The title of this blogpost refers to the poem by Robert Burns, To a Mouse

...The best laid schemes o’ Mice an’ Men

Gang aft agley

Or, in English, "The best laid plans of mice and men, often go awry."

So after talking about fall for literally every day in the last five months, we reached the conclusion that our best option--the less than optimal, less than perfect, but probably best option--was to make most classes remote next fall.  What that means is that perhaps 10% of our classes will be face-to-face, and the other 90% will be conducted remotely, via Zoom or OSU's award-winning Ecampus platform, or via a hybrid model, with some combination of face-to-face and remote components.

As a side note, this is a personal blog, and for all official OSU announcements and FAQs for new students, you should go here.  There's a video you can watch, and all information is updated regularly (unlike this blog).

As we've done since I arrived here (and thus, I suspect for a long time prior) we did our very best to keep students centered in this discussion: 

  • We're keeping residence halls and some campus facilities open for those students who want or need to live on-campus
  • We're giving students the option of requesting a deposit refund, or of making a deposit, until September 1
  • We'll be randomly testing a thousand people a week and monitoring waste water, to track the spread of the virus
  • We are holding OSU new student scholarships for up to two years.  If a student really wants to graduate from OSU, we want to allow that dream to come to fruition without taking risks they might not feel comfortable taking right now.  (The FAQ link explains how this works).

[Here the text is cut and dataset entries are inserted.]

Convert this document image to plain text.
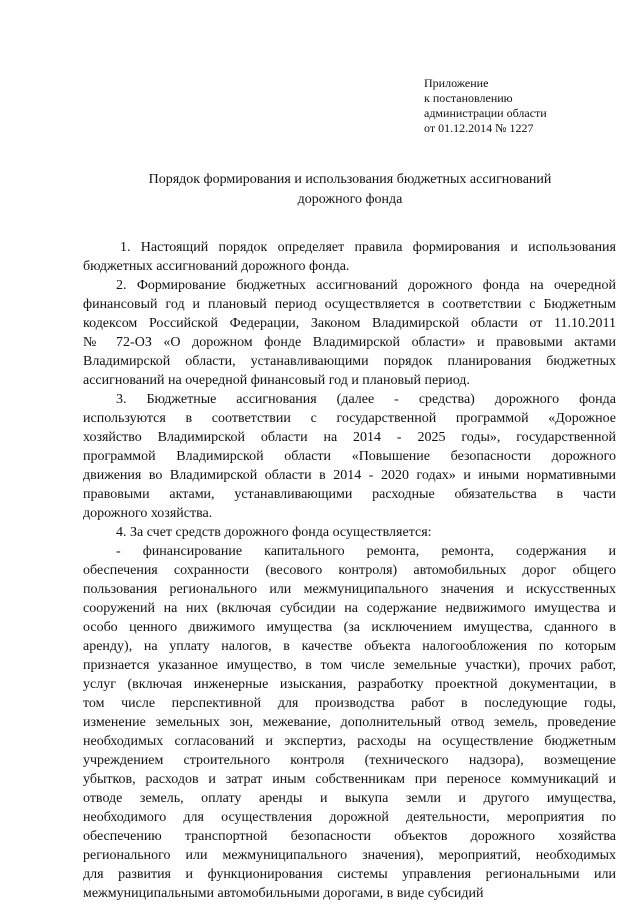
Приложение
к постановлению
администрации области
от 01.12.2014 № 1227
Порядок формирования и использования бюджетных ассигнований
дорожного фонда
1. Настоящий порядок определяет правила формирования и использования
бюджетных ассигнований дорожного фонда.
2. Формирование бюджетных ассигнований дорожного фонда на очередной
финансовый год и плановый период осуществляется в соответствии с Бюджетным
кодексом Российской Федерации, Законом Владимирской области от 11.10.2011
№ 72-ОЗ «О дорожном фонде Владимирской области» и правовыми актами
Владимирской области, устанавливающими порядок планирования бюджетных
ассигнований на очередной финансовый год и плановый период.
3. Бюджетные ассигнования (далее - средства) дорожного фонда
используются в соответствии с государственной программой «Дорожное
хозяйство Владимирской области на 2014 - 2025 годы», государственной
программой Владимирской области «Повышение безопасности дорожного
движения во Владимирской области в 2014 - 2020 годах» и иными нормативными
правовыми актами, устанавливающими расходные обязательства в части
дорожного хозяйства.
4. За счет средств дорожного фонда осуществляется:
- финансирование капитального ремонта, ремонта, содержания и
обеспечения сохранности (весового контроля) автомобильных дорог общего
пользования регионального или межмуниципального значения и искусственных
сооружений на них (включая субсидии на содержание недвижимого имущества и
особо ценного движимого имущества (за исключением имущества, сданного в
аренду), на уплату налогов, в качестве объекта налогообложения по которым
признается указанное имущество, в том числе земельные участки), прочих работ,
услуг (включая инженерные изыскания, разработку проектной документации, в
том числе перспективной для производства работ в последующие годы,
изменение земельных зон, межевание, дополнительный отвод земель, проведение
необходимых согласований и экспертиз, расходы на осуществление бюджетным
учреждением строительного контроля (технического надзора), возмещение
убытков, расходов и затрат иным собственникам при переносе коммуникаций и
отводе земель, оплату аренды и выкупа земли и другого имущества,
необходимого для осуществления дорожной деятельности, мероприятия по
обеспечению транспортной безопасности объектов дорожного хозяйства
регионального или межмуниципального значения), мероприятий, необходимых
для развития и функционирования системы управления региональными или
межмуниципальными автомобильными дорогами, в виде субсидий
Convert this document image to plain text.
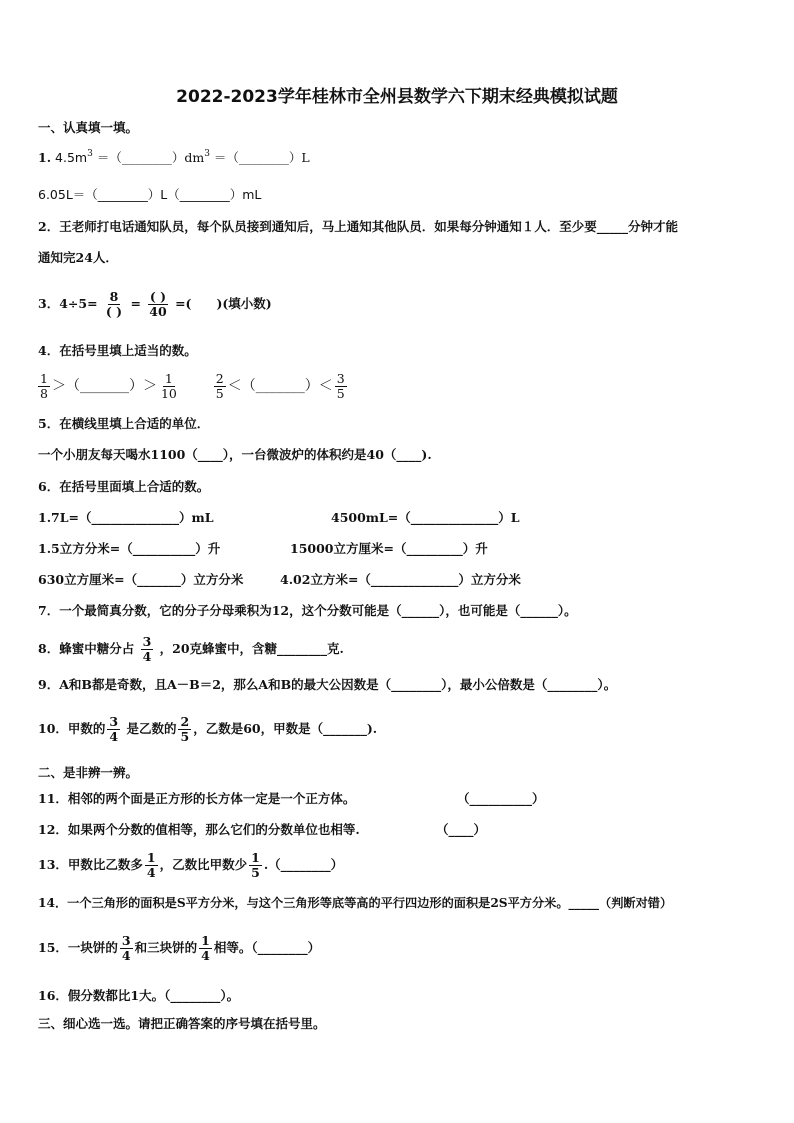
2022-2023学年桂林市全州县数学六下期末经典模拟试题
一、认真填一填。
1. $4.5m^3$ $=(\_\_\_\_\_\_\_\_)dm^3$ ＝（________）L
6.05L＝（________）L（________）mL
2．王老师打电话通知队员，每个队员接到通知后，马上通知其他队员．如果每分钟通知１人．至少要_____分钟才能
通知完24人．
3．$4\div 5= \frac{8}{( )} = \frac{( )}{40}$ =(　　)(填小数)
4．在括号里填上适当的数。
$\frac{1}{8}$ ＞（_______）＞ $\frac{1}{10}$
	$\frac{2}{5}$ ＜（_______）＜ $\frac{3}{5}$
5．在横线里填上合适的单位．
一个小朋友每天喝水1100（____），一台微波炉的体积约是40（____).
6．在括号里面填上合适的数。
1.7L=（______________）mL	4500mL=（______________）L
1.5立方分米=（__________）升	15000立方厘米=（_________）升
630立方厘米=（_______）立方分米	4.02立方米=（______________）立方分米
7．一个最简真分数，它的分子分母乘积为12，这个分数可能是（______），也可能是（______）。
8．蜂蜜中糖分占 $\frac{3}{4}$ ，20克蜂蜜中，含糖________克.
9．A和B都是奇数，且A－B＝2，那么A和B的最大公因数是（________），最小公倍数是（________）。
10．甲数的 $\frac{3}{4}$ 是乙数的 $\frac{2}{5}$ ，乙数是60，甲数是（_______).
二、是非辨一辨。
11．相邻的两个面是正方形的长方体一定是一个正方体。	（__________）
12．如果两个分数的值相等，那么它们的分数单位也相等.	（____）
13．甲数比乙数多 $\frac{1}{4}$ ，乙数比甲数少 $\frac{1}{5}$ .（________）
14．一个三角形的面积是S平方分米，与这个三角形等底等高的平行四边形的面积是2S平方分米。_____（判断对错）
15．一块饼的 $\frac{3}{4}$ 和三块饼的 $\frac{1}{4}$ 相等。（________）
16．假分数都比1大。（________）。
三、细心选一选。请把正确答案的序号填在括号里。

What was most remarkable about this was how none of these ideas met with resistance.  We said, "This is what we think we need to do," and people around the table just nodded and knew it was the right thing, and it was done.

As I've written before, in a perfect world, students would be able to see how a university might treat them as students before they ever set foot on campus.  So while the world isn't perfect, we hope this says something about what we value, and how we make important decisions affecting students.

I think it matters a lot. It's how we operate, Out Here in Oregon.